DOJ’s suit is the first concrete action out of the review of the partnership that it launched this spring. The review followed rumors that the Biden Justice Department was increasingly uncomfortable with the deal. But for DOJ to order the Department of Transportation (DOT) to undo a deal would have been a highly unusual step. Instead, DOJ is challenging the alliance in federal court.
The Northeast Alliance goes beyond a codeshare and allows the two airlines to coordinate schedules — but not fares. Competitors, like Spirt Airlines, have criticized the deal as a “pseudo-merger.” Critics say the alliance would block out access at slot-restricted airports, like New York LaGuardia, essentially create a duopoly with Delta Air Lines there and in Boston, and would allow American to dominate Washington Reagan National Airport.

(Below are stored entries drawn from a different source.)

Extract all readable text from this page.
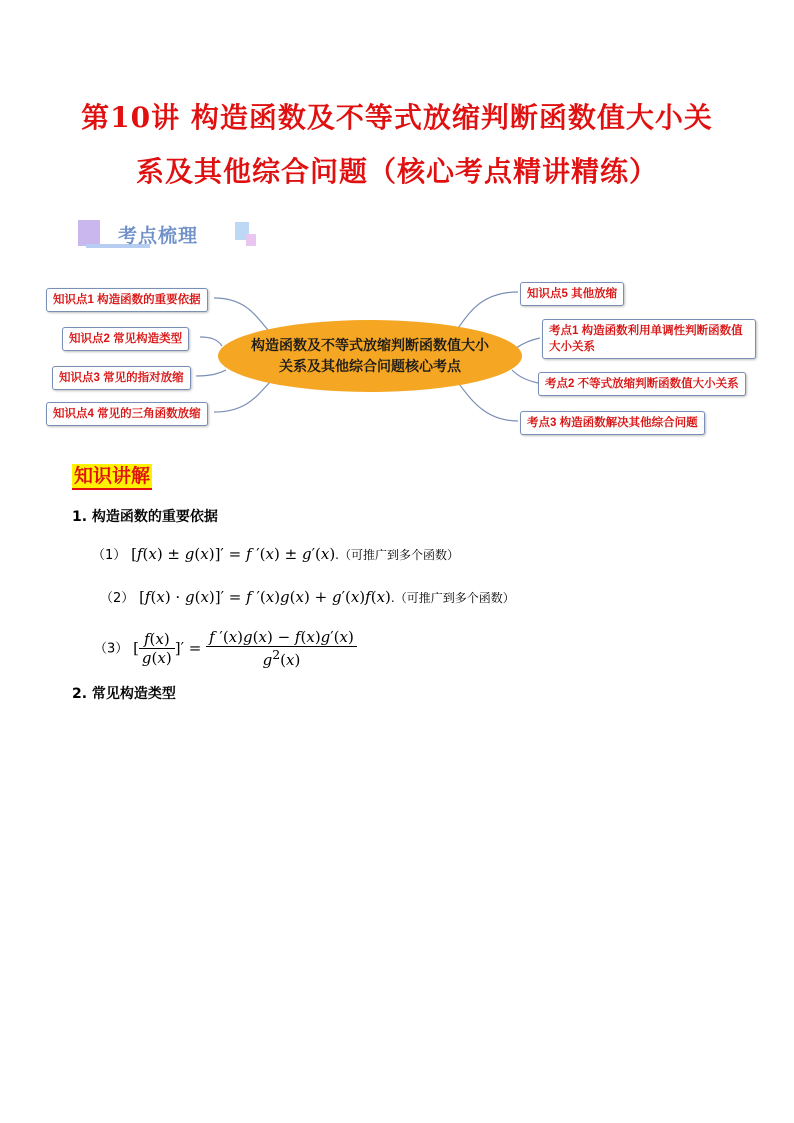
第10讲 构造函数及不等式放缩判断函数值大小关
系及其他综合问题（核心考点精讲精练）
考点梳理
知识点1 构造函数的重要依据
知识点2 常见构造类型
知识点3 常见的指对放缩
知识点4 常见的三角函数放缩
构造函数及不等式放缩判断函数值大小关系及其他综合问题核心考点
知识点5 其他放缩
考点1 构造函数利用单调性判断函数值大小关系
考点2 不等式放缩判断函数值大小关系
考点3 构造函数解决其他综合问题
知识讲解
1. 构造函数的重要依据
（1） [f(x) ± g(x)]′ = f ′(x) ± g′(x).（可推广到多个函数）
（2） [f(x) · g(x)]′ = f ′(x)g(x) + g′(x)f(x).（可推广到多个函数）
（3） [ $\frac{f(x)}{g(x)}$ ]′ = $\frac{f '(x)g(x) - f(x)g'(x)}{g^2(x)}$
2. 常见构造类型
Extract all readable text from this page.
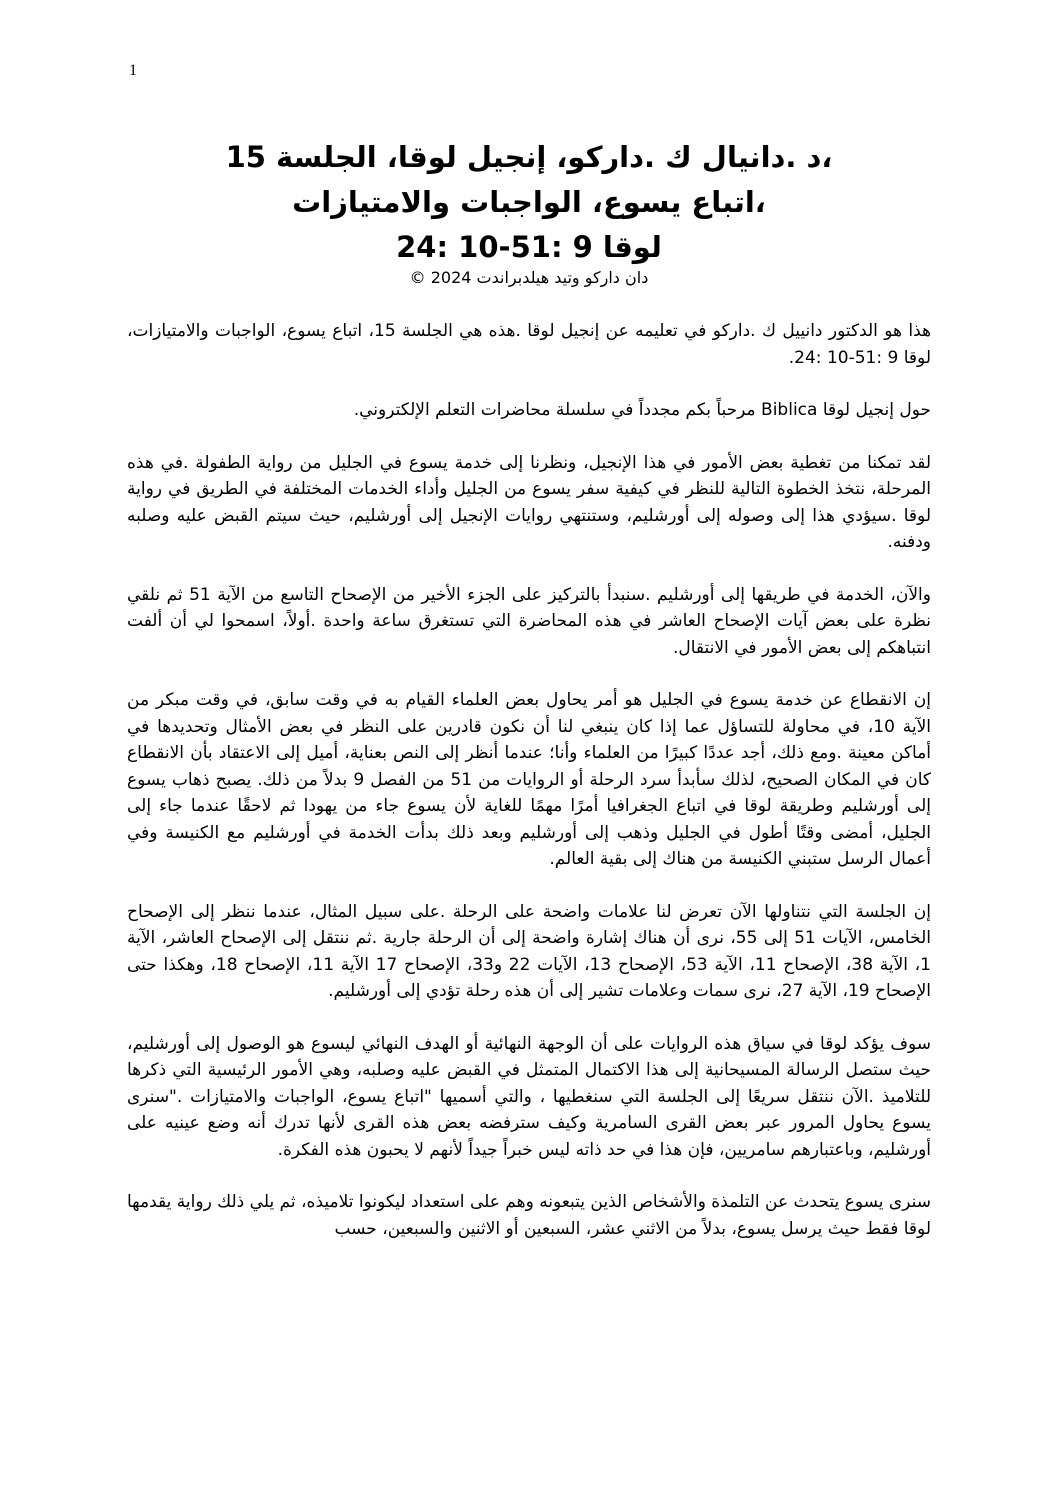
1

،د .دانيال ك .داركو، إنجيل لوقا، الجلسة 15

،اتباع يسوع، الواجبات والامتيازات

لوقا 9 :51-10 :24

دان داركو وتيد هيلدبراندت 2024 ©

هذا هو الدكتور دانييل ك .داركو في تعليمه عن إنجيل لوقا .هذه هي الجلسة 15، اتباع يسوع، الواجبات والامتيازات، لوقا 9 :51-10 :24.

حول إنجيل لوقا Biblica مرحباً بكم مجدداً في سلسلة محاضرات التعلم الإلكتروني.

لقد تمكنا من تغطية بعض الأمور في هذا الإنجيل، ونظرنا إلى خدمة يسوع في الجليل من رواية الطفولة .في هذه المرحلة، نتخذ الخطوة التالية للنظر في كيفية سفر يسوع من الجليل وأداء الخدمات المختلفة في الطريق في رواية لوقا .سيؤدي هذا إلى وصوله إلى أورشليم، وستنتهي روايات الإنجيل إلى أورشليم، حيث سيتم القبض عليه وصلبه ودفنه.

والآن، الخدمة في طريقها إلى أورشليم .سنبدأ بالتركيز على الجزء الأخير من الإصحاح التاسع من الآية 51 ثم نلقي نظرة على بعض آيات الإصحاح العاشر في هذه المحاضرة التي تستغرق ساعة واحدة .أولاً، اسمحوا لي أن ألفت انتباهكم إلى بعض الأمور في الانتقال.

إن الانقطاع عن خدمة يسوع في الجليل هو أمر يحاول بعض العلماء القيام به في وقت سابق، في وقت مبكر من الآية 10، في محاولة للتساؤل عما إذا كان ينبغي لنا أن نكون قادرين على النظر في بعض الأمثال وتحديدها في أماكن معينة .ومع ذلك، أجد عددًا كبيرًا من العلماء وأنا؛ عندما أنظر إلى النص بعناية، أميل إلى الاعتقاد بأن الانقطاع كان في المكان الصحيح، لذلك سأبدأ سرد الرحلة أو الروايات من 51 من الفصل 9 بدلاً من ذلك. يصبح ذهاب يسوع إلى أورشليم وطريقة لوقا في اتباع الجغرافيا أمرًا مهمًا للغاية لأن يسوع جاء من يهودا ثم لاحقًا عندما جاء إلى الجليل، أمضى وقتًا أطول في الجليل وذهب إلى أورشليم وبعد ذلك بدأت الخدمة في أورشليم مع الكنيسة وفي أعمال الرسل ستبني الكنيسة من هناك إلى بقية العالم.

إن الجلسة التي نتناولها الآن تعرض لنا علامات واضحة على الرحلة .على سبيل المثال، عندما ننظر إلى الإصحاح الخامس، الآيات 51 إلى 55، نرى أن هناك إشارة واضحة إلى أن الرحلة جارية .ثم ننتقل إلى الإصحاح العاشر، الآية 1، الآية 38، الإصحاح 11، الآية 53، الإصحاح 13، الآيات 22 و33، الإصحاح 17 الآية 11، الإصحاح 18، وهكذا حتى الإصحاح 19، الآية 27، نرى سمات وعلامات تشير إلى أن هذه رحلة تؤدي إلى أورشليم.

سوف يؤكد لوقا في سياق هذه الروايات على أن الوجهة النهائية أو الهدف النهائي ليسوع هو الوصول إلى أورشليم، حيث ستصل الرسالة المسيحانية إلى هذا الاكتمال المتمثل في القبض عليه وصلبه، وهي الأمور الرئيسية التي ذكرها للتلاميذ .الآن ننتقل سريعًا إلى الجلسة التي سنغطيها ، والتي أسميها "اتباع يسوع، الواجبات والامتيازات ."سنرى يسوع يحاول المرور عبر بعض القرى السامرية وكيف سترفضه بعض هذه القرى لأنها تدرك أنه وضع عينيه على أورشليم، وباعتبارهم سامريين، فإن هذا في حد ذاته ليس خبراً جيداً لأنهم لا يحبون هذه الفكرة.

سنرى يسوع يتحدث عن التلمذة والأشخاص الذين يتبعونه وهم على استعداد ليكونوا تلاميذه، ثم يلي ذلك رواية يقدمها لوقا فقط حيث يرسل يسوع، بدلاً من الاثني عشر، السبعين أو الاثنين والسبعين، حسب
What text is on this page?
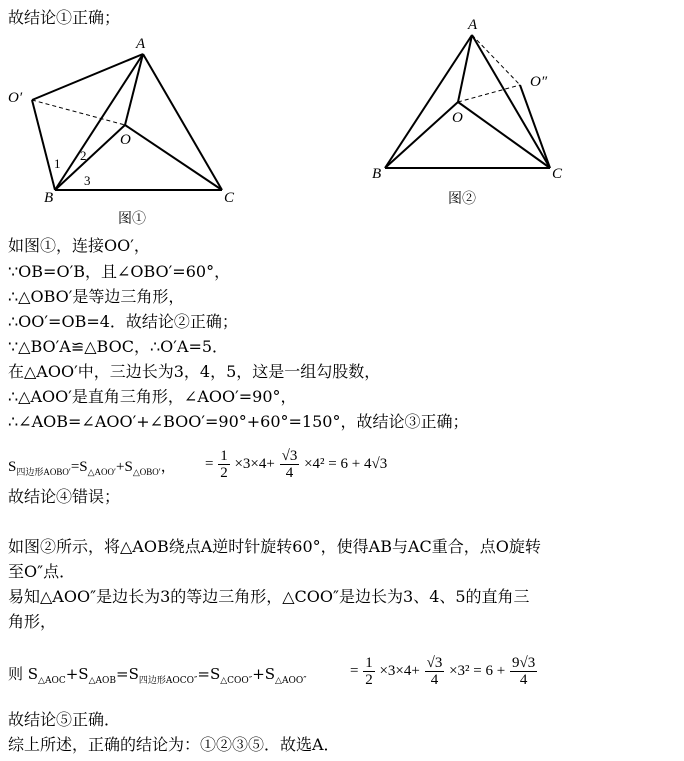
故结论①正确；
A
O
O′
B	C
1
2
3
图①
A
O
O″
B	C
图②
如图①，连接OO′，
∵OB=O′B，且∠OBO′=60°，
∴△OBO′是等边三角形，
∴OO′=OB=4．故结论②正确；
∵△BO′A≌△BOC，∴O′A=5．
在△AOO′中，三边长为3，4，5，这是一组勾股数，
∴△AOO′是直角三角形，∠AOO′=90°，
∴∠AOB=∠AOO′+∠BOO′=90°+60°=150°，故结论③正确；
$S_{四边形AOBO'}=S_{\triangle AOO'}+S_{\triangle OBO'}$， = $\frac{1}{2} \times 3\times 4+ \frac{√3}{4} \times 4^2 = 6 + 4√3$
故结论④错误；
如图②所示，将△AOB绕点A逆时针旋转60°，使得AB与AC重合，点O旋转
至O″点．
易知△AOO″是边长为3的等边三角形，△COO″是边长为3、4、5的直角三
角形，
则 $S_{\triangle AOC}+S_{\triangle AOB}=S_{四边形AOCO''}=S_{\triangle COO''}+S_{\triangle AOO''}$
= $\frac{1}{2} \times 3\times 4+ \frac{√3}{4} \times 3^2 = 6 + \frac{9√3}{4}$
故结论⑤正确．
综上所述，正确的结论为：①②③⑤．故选A．
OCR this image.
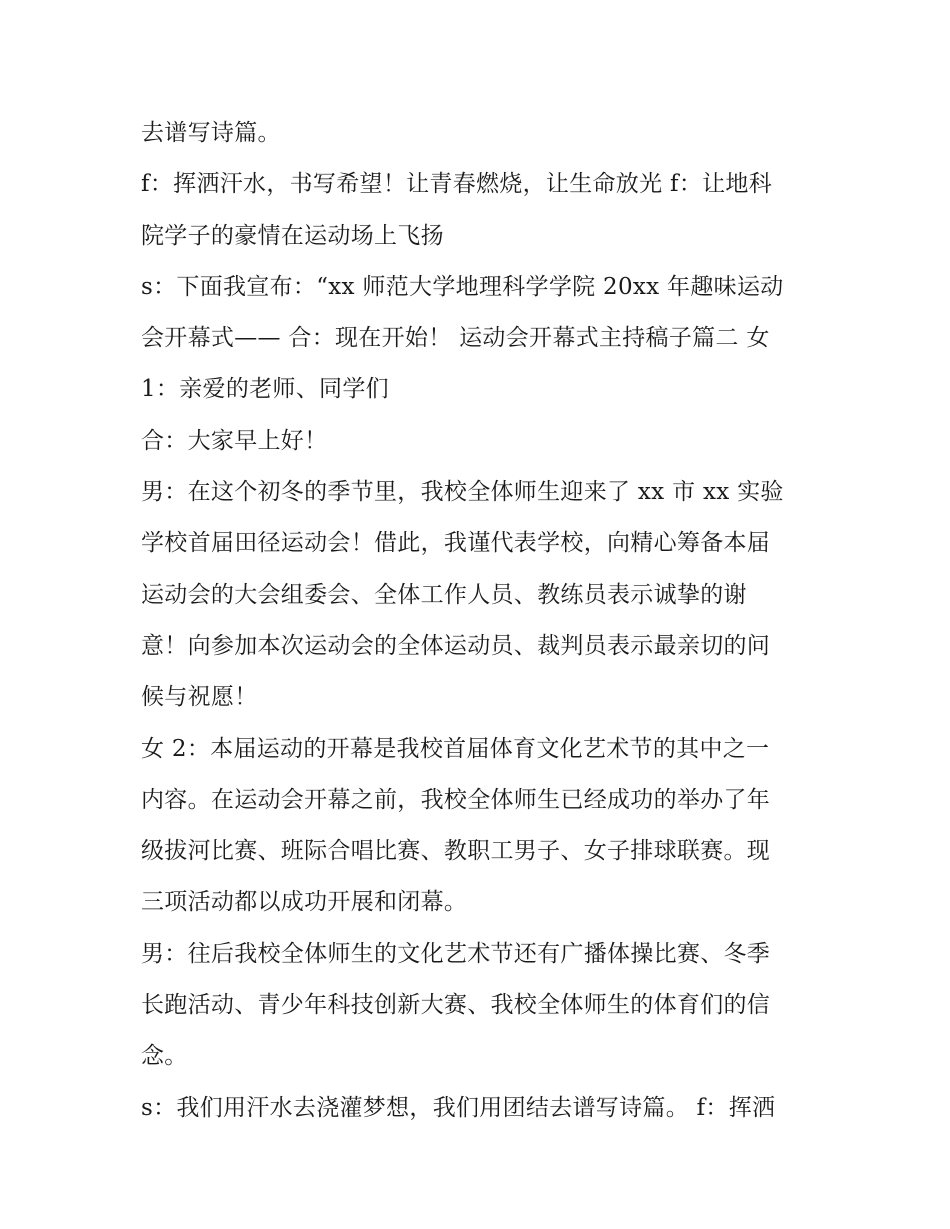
去谱写诗篇。
f：挥洒汗水，书写希望！让青春燃烧，让生命放光 f：让地科
院学子的豪情在运动场上飞扬
s：下面我宣布：“xx 师范大学地理科学学院 20xx 年趣味运动
会开幕式—— 合：现在开始！ 运动会开幕式主持稿子篇二 女
1：亲爱的老师、同学们
合：大家早上好！
男：在这个初冬的季节里，我校全体师生迎来了 xx 市 xx 实验
学校首届田径运动会！借此，我谨代表学校，向精心筹备本届
运动会的大会组委会、全体工作人员、教练员表示诚挚的谢
意！向参加本次运动会的全体运动员、裁判员表示最亲切的问
候与祝愿！
女 2：本届运动的开幕是我校首届体育文化艺术节的其中之一
内容。在运动会开幕之前，我校全体师生已经成功的举办了年
级拔河比赛、班际合唱比赛、教职工男子、女子排球联赛。现
三项活动都以成功开展和闭幕。
男：往后我校全体师生的文化艺术节还有广播体操比赛、冬季
长跑活动、青少年科技创新大赛、我校全体师生的体育们的信
念。
s：我们用汗水去浇灌梦想，我们用团结去谱写诗篇。 f：挥洒
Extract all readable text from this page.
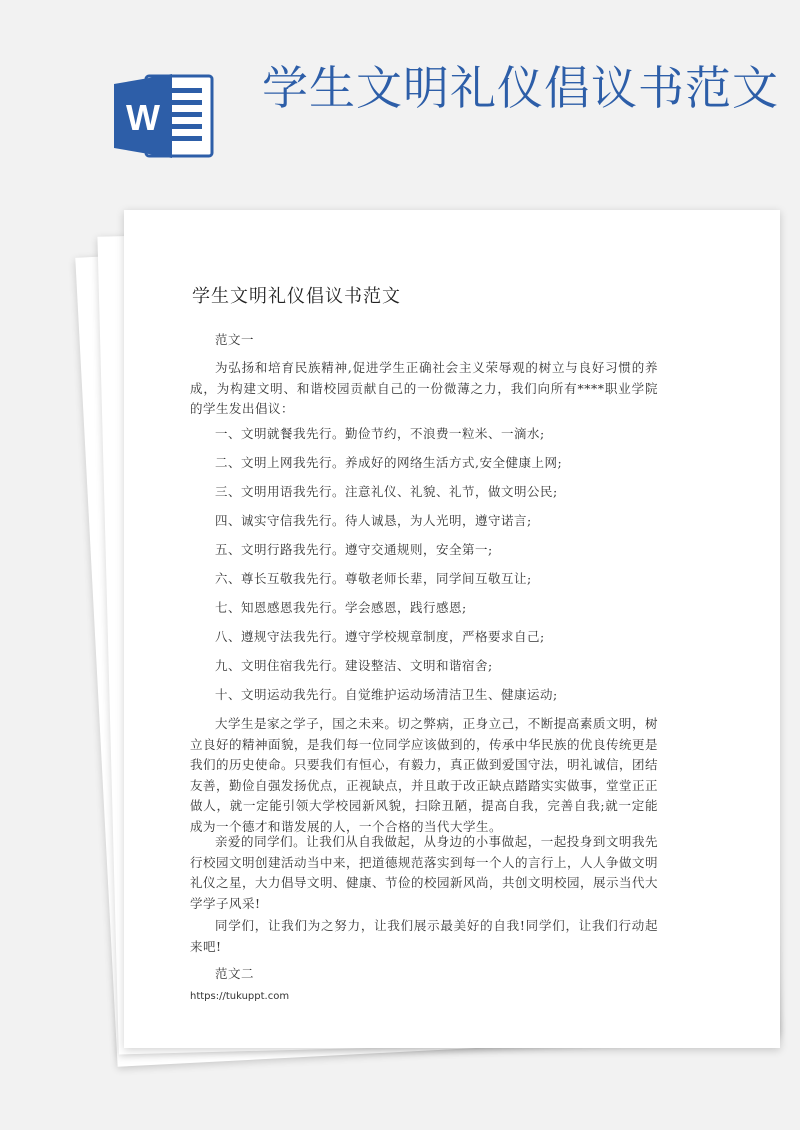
W
学生文明礼仪倡议书范文
学生文明礼仪倡议书范文
范文一
为弘扬和培育民族精神,促进学生正确社会主义荣辱观的树立与良好习惯的养成，为构建文明、和谐校园贡献自己的一份微薄之力，我们向所有****职业学院的学生发出倡议：
一、文明就餐我先行。勤俭节约，不浪费一粒米、一滴水;
二、文明上网我先行。养成好的网络生活方式,安全健康上网;
三、文明用语我先行。注意礼仪、礼貌、礼节，做文明公民;
四、诚实守信我先行。待人诚恳，为人光明，遵守诺言;
五、文明行路我先行。遵守交通规则，安全第一;
六、尊长互敬我先行。尊敬老师长辈，同学间互敬互让;
七、知恩感恩我先行。学会感恩，践行感恩;
八、遵规守法我先行。遵守学校规章制度，严格要求自己;
九、文明住宿我先行。建设整洁、文明和谐宿舍;
十、文明运动我先行。自觉维护运动场清洁卫生、健康运动;
大学生是家之学子，国之未来。切之弊病，正身立己，不断提高素质文明，树立良好的精神面貌，是我们每一位同学应该做到的，传承中华民族的优良传统更是我们的历史使命。只要我们有恒心，有毅力，真正做到爱国守法，明礼诚信，团结友善，勤俭自强发扬优点，正视缺点，并且敢于改正缺点踏踏实实做事，堂堂正正做人，就一定能引领大学校园新风貌，扫除丑陋，提高自我，完善自我;就一定能成为一个德才和谐发展的人，一个合格的当代大学生。
亲爱的同学们。让我们从自我做起，从身边的小事做起，一起投身到文明我先行校园文明创建活动当中来，把道德规范落实到每一个人的言行上，人人争做文明礼仪之星，大力倡导文明、健康、节俭的校园新风尚，共创文明校园，展示当代大学学子风采!
同学们，让我们为之努力，让我们展示最美好的自我!同学们，让我们行动起来吧!
范文二
https://tukuppt.com
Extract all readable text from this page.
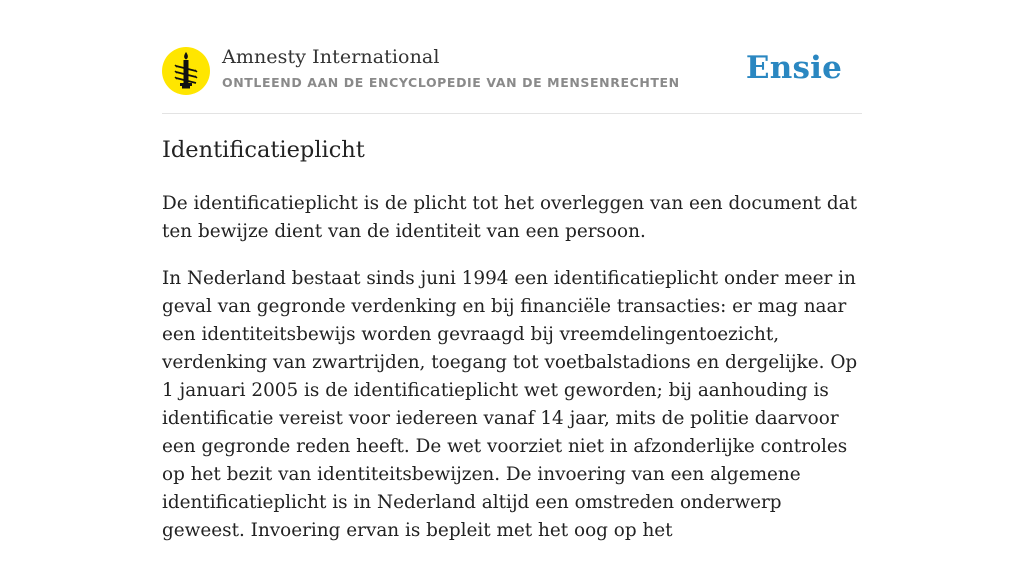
Amnesty International
ONTLEEND AAN DE ENCYCLOPEDIE VAN DE MENSENRECHTEN Ensie
Identificatieplicht

De identificatieplicht is de plicht tot het overleggen van een document dat ten bewijze dient van de identiteit van een persoon.

In Nederland bestaat sinds juni 1994 een identificatieplicht onder meer in geval van gegronde verdenking en bij financiële transacties: er mag naar een identiteitsbewijs worden gevraagd bij vreemdelingentoezicht, verdenking van zwartrijden, toegang tot voetbalstadions en dergelijke. Op 1 januari 2005 is de identificatieplicht wet geworden; bij aanhouding is identificatie vereist voor iedereen vanaf 14 jaar, mits de politie daarvoor een gegronde reden heeft. De wet voorziet niet in afzonderlijke controles op het bezit van identiteitsbewijzen. De invoering van een algemene identificatieplicht is in Nederland altijd een omstreden onderwerp geweest. Invoering ervan is bepleit met het oog op het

The DOT required American and JetBlue to divest at least seven slot pairs at JFK and six pairs at Washington National airports as a condition of its approval. These slots would become available to other carriers deemed “eligible” by the regulator.
But proponents of the alliance call it a “smart” strategy that address both American’s and JetBlue’s shortcomings in a highly competitive market. “I think this is a brilliant partnership,” Saikat Chaudhuri, a director at UC Berkeley’s Haas School of Business and College of Engineering who studies the airline industry, told Airline Weekly earlier this year.
American’s other alliance, with Alaska Airlines, has not come under as much industry and regulatory scrutiny. But it, unlike the Northeast Alliance, is a more traditional codeshare deal. And, with Alaska’s joining the global Oneworld alliance earlier this year, the benefits of the American-Alaska deal look more aligned with a traditional alliance.